229.02 - 234.51
169.21 - 260.10
55.82M / 54.92M (Avg.)
32.24 | 7.26
Shows the trajectory of a company's cash-generation capacity. Consistent growth in operating and free cash flow suggests a robust, self-funding business model—crucial for value investors seeking undervalued, cash-rich opportunities.
83.64%
Net income growth at 75-90% of SONO's 95.18%. Bill Ackman would call for strategic or operational tweaks to match competitor’s earnings growth.
14.29%
D&A growth well above SONO's 4.69%. Michael Burry would suspect heavier depreciation burdens that might erode net income unless top-line follows suit.
350.00%
Deferred tax of 350.00% while SONO is zero at 0.00%. Bruce Berkowitz would see a partial difference that can matter for future cash flow if large in magnitude.
No Data
No Data available this quarter, please select a different quarter.
36.49%
Less working capital growth vs. SONO's 75.63%, indicating potentially more efficient day-to-day cash usage.

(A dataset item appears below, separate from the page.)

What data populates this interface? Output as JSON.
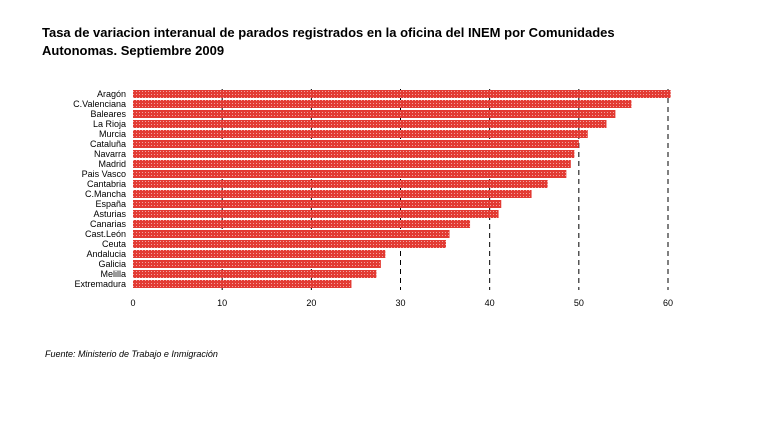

David Dodd would confirm no negative impact on revenue.
-224.14%
Both yoy AR lines negative, with SONO at -216.57%. Martin Whitman would suspect an overall sector lean approach or softer demand.
-12.93%
Negative yoy inventory while SONO is 311.49%. Joel Greenblatt would see a near-term cash advantage if top-line doesn't suffer.
137.88%
AP growth of 137.88% while SONO is zero at 0.00%. Bruce Berkowitz would see a moderate difference that might matter for short-term liquidity if expansions are large.
457.14%
Growth well above SONO's 106.61%. Michael Burry would see a potential hidden liquidity or overhead issue overshadowing competitor's approach.
No Data
No Data available this quarter, please select a different quarter.
32.90%
Operating cash flow growth below 50% of SONO's 162.75%. Michael Burry would see a serious shortfall in day-to-day cash profitability.
-440.00%
Negative yoy CapEx while SONO is 14.40%. Joel Greenblatt would see a near-term FCF boost unless competitor invests for long-term advantage.
No Data
No Data available this quarter, please select a different quarter.
-25.28%
Both yoy lines negative, with SONO at -14.44%. Martin Whitman would suspect an environment with fewer attractive securities or a strategic pivot to internal growth.
-2.51%
We reduce yoy sales while SONO is 17.04%. Joel Greenblatt sees competitor possibly capitalizing on market peaks or forced to raise cash while we hold tight.
-224.32%
We reduce yoy other investing while SONO is 0.00%. Joel Greenblatt sees a near-term cash advantage unless competitor’s intangible or side bets produce strong returns.
-260.81%
We reduce yoy invests while SONO stands at 10.51%. Joel Greenblatt sees near-term liquidity advantage unless competitor’s expansions yield high returns.
-2200.00%
We cut debt repayment yoy while SONO is 0.00%. Joel Greenblatt sees competitor possibly lowering risk more if expansions do not hamper them.
-81.82%
Both yoy lines negative, with SONO at -150.00%. Martin Whitman suspects an environment or preference for internal financing over new equity in the niche.
No Data
No Data available this quarter, please select a different quarter.